Street hawkers with garlands of Hello Kitty balloons amble near a new monument honoring the police. Schoolgirls weave through traffic at the busy crossroad. The damaged mosque and buildings around it are repaired, save the odd bullet pockmark missed by fresh stucco.
As for the once-mighty Islamist group, tens of thousands of its members and sympathizers remain behind bars—including former Egyptian President Mohammed Morsi and most of the Brotherhood’s leadership.
The continuing effort by the country’s new president, Gen. Abdel Fattah Al Sisi, to wipe out the Brotherhood as a political and social force is the most determined and comprehensive since the group was established in 1928. It is also a risky gambit: though much weakened after its year in power in Egypt, the Brotherhood still represents a major thrust of public opinion in the Arab world’s largest country, and in the wider Middle East.
“We fought against these people because they were doing exactly what we are now doing to them today. This is not the right way,” says Naguib Sawiris, an Egyptian billionaire and politician who helped lead the mass protests that led to Mr. Morsi’s ouster by the army last year. “There will have to be a solution.
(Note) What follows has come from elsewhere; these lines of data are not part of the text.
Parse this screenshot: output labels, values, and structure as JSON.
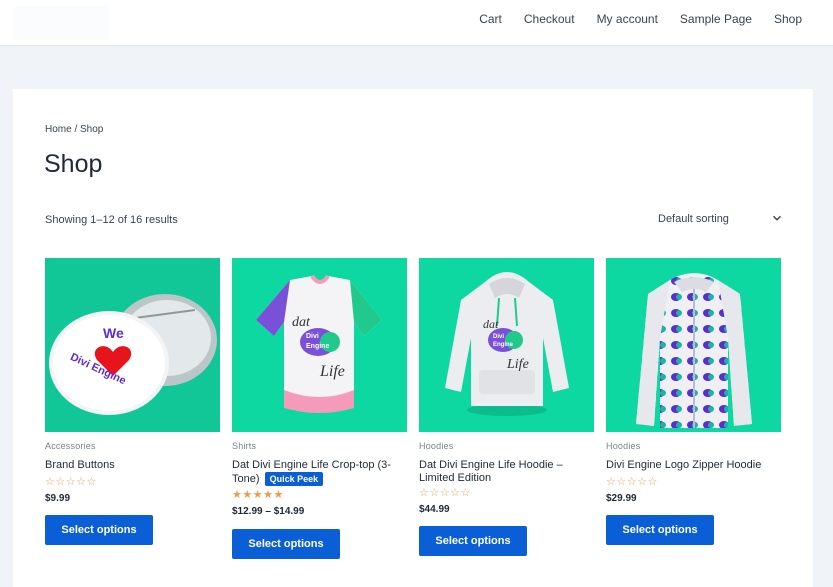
{
  "nav": {
    "items": [
      "Cart",
      "Checkout",
      "My account",
      "Sample Page",
      "Shop"
    ]
  },
  "breadcrumb": "Home / Shop",
  "page_title": "Shop",
  "result_count": "Showing 1–12 of 16 results",
  "sorting": {
    "selected": "Default sorting"
  },
  "icons": {
    "sort": "chevron-down-icon",
    "rating": "star-icon"
  },
  "colors": {
    "accent": "#0b5fd6",
    "thumb_bg": "#0ed8a1",
    "star": "#f2984a"
  },
  "products": [
    {
      "category": "Accessories",
      "name": "Brand Buttons",
      "rating": 0,
      "price": "$9.99",
      "button": "Select options",
      "badge_text": [
        "We",
        "Divi Engine"
      ]
    },
    {
      "category": "Shirts",
      "name": "Dat Divi Engine Life Crop-top (3-Tone)",
      "quick_peek": "Quick Peek",
      "rating": 5,
      "price": "$12.99 – $14.99",
      "button": "Select options",
      "print_text": [
        "dat",
        "Divi",
        "Engine",
        "Life"
      ]
    },
    {
      "category": "Hoodies",
      "name": "Dat Divi Engine Life Hoodie – Limited Edition",
      "rating": 0,
      "price": "$44.99",
      "button": "Select options",
      "print_text": [
        "dat",
        "Divi",
        "Engine",
        "Life"
      ]
    },
    {
      "category": "Hoodies",
      "name": "Divi Engine Logo Zipper Hoodie",
      "rating": 0,
      "price": "$29.99",
      "button": "Select options"
    }
  ]
}
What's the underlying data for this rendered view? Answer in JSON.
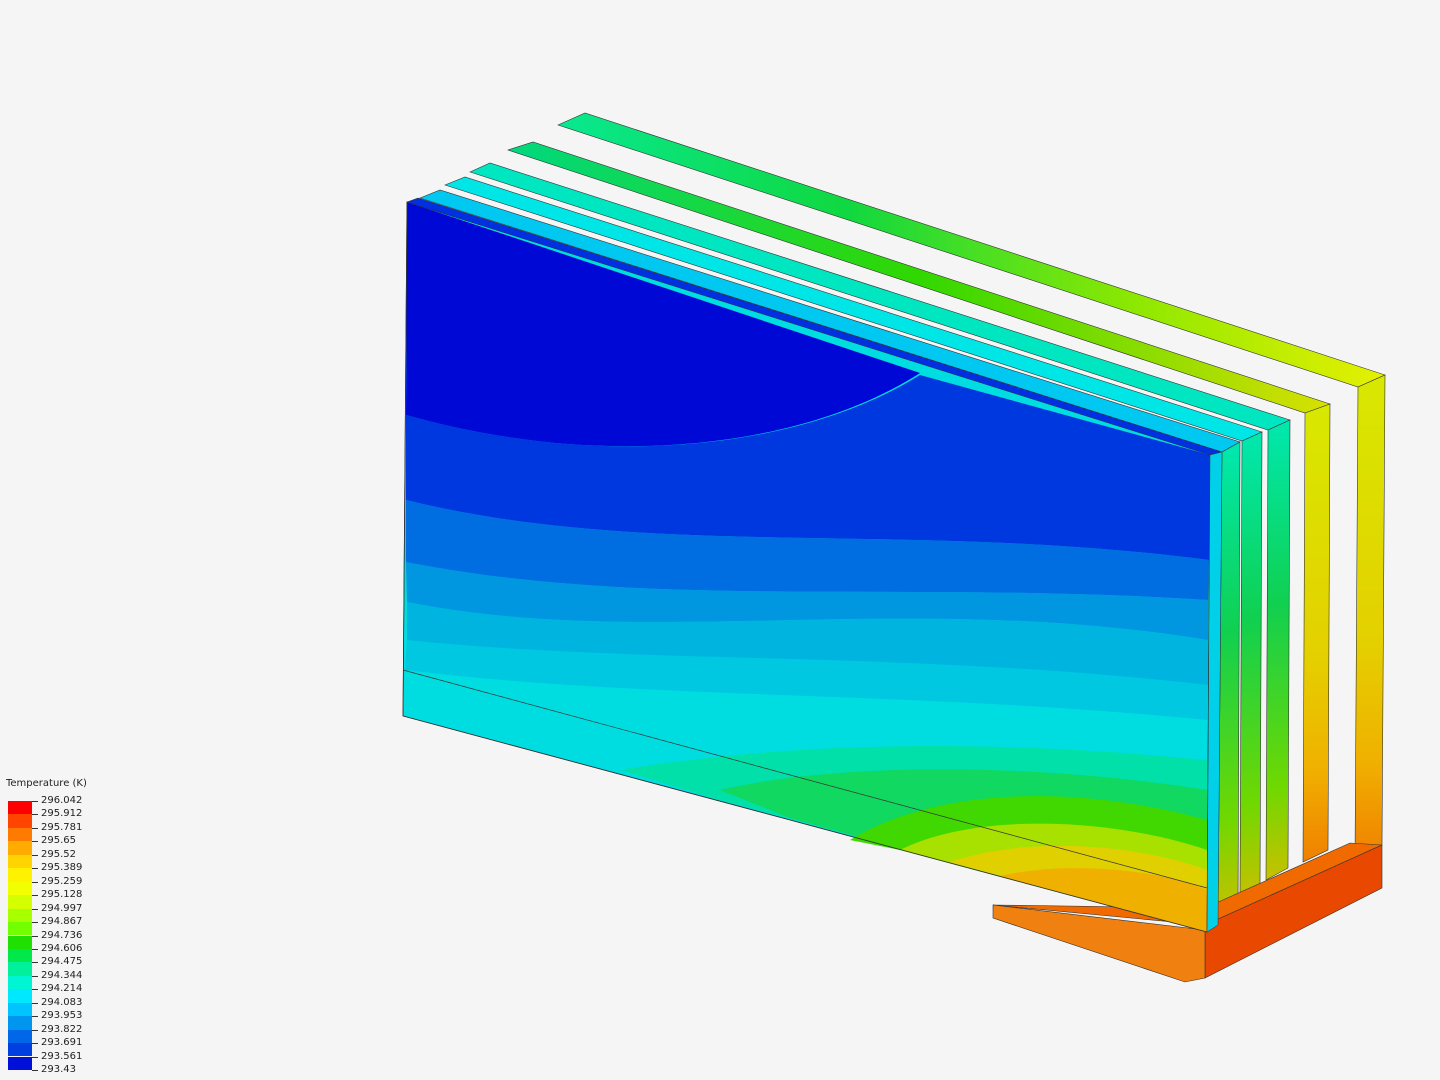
{
  "legend": {
    "title": "Temperature (K)",
    "labels": [
      "296.042",
      "295.912",
      "295.781",
      "295.65",
      "295.52",
      "295.389",
      "295.259",
      "295.128",
      "294.997",
      "294.867",
      "294.736",
      "294.606",
      "294.475",
      "294.344",
      "294.214",
      "294.083",
      "293.953",
      "293.822",
      "293.691",
      "293.561",
      "293.43"
    ],
    "colors": [
      "#ff0000",
      "#ff4500",
      "#ff7a00",
      "#ffab00",
      "#ffd400",
      "#fff200",
      "#f2ff00",
      "#d4ff00",
      "#a8ff00",
      "#72ff00",
      "#1fe000",
      "#00e84a",
      "#00f09b",
      "#00f6d2",
      "#00e8ff",
      "#00c4ff",
      "#0096f0",
      "#0068e8",
      "#0040e0",
      "#0010d8"
    ]
  },
  "colors": {
    "background": "#f5f5f5",
    "fin_front": "#0008d6"
  }
}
They have one or two million people, very militant and very active. What are you going to do with these people? You cannot put two million people in jail.”
Yet, Mr. Sawiris adds, no such solution is likely soon: “This is not something anybody is going to accept right now.”
The Brotherhood undoubtedly didn’t distinguish itself during Mr. Morsi’s rule, excluding other political forces and flashing an authoritarian streak. A genuine protest movement that also included non-Brotherhood Islamists ushered in the takeover by Gen. Sisi. The Brotherhood lost even more support in the immediate aftermath of Mr. Morsi’s ouster, as its supporters attacked Egyptian churches, angered by the prominent role that Christian Egyptians—such as Mr. Sawiris—had played in the protests.
Yet, the Brotherhood still professes nonviolent resistance and, albeit with caveats, embraces elections and democracy. And, while the Egyptian government and its allies now paint all Islamist groups as terrorists, the Brotherhood’s relatively moderate ideology provides a stark alternative to the totalitarian bloodlust of Islamic State, which consolidated power in parts of Syria and Iraq since Mr. Morsi’s ouster and views the Brotherhood’s engagement in democratic politics with contempt.
Egyptian authorities say that the Brotherhood’s renunciation of violence is insincere and accuse the group of involvement in bombings and other attacks that have kept Egyptian cities on edge. A much bloodier Islamist insurgency persists in Egypt’s Sinai Peninsula, led by a group that recently pledged allegiance to Islamic State, also known as ISIS.
The Brothers blame all this violence on the regime. “Any kind of dictatorship will result in extremism. Sisi and ISIS are two sides of the same coin,” says the Brotherhood’s London-based spokesman, Abdulla al Haddad, whose father, a senior adviser to Mr. Morsi, and brother, a former spokesman for the organization, were imprisoned following the army takeover.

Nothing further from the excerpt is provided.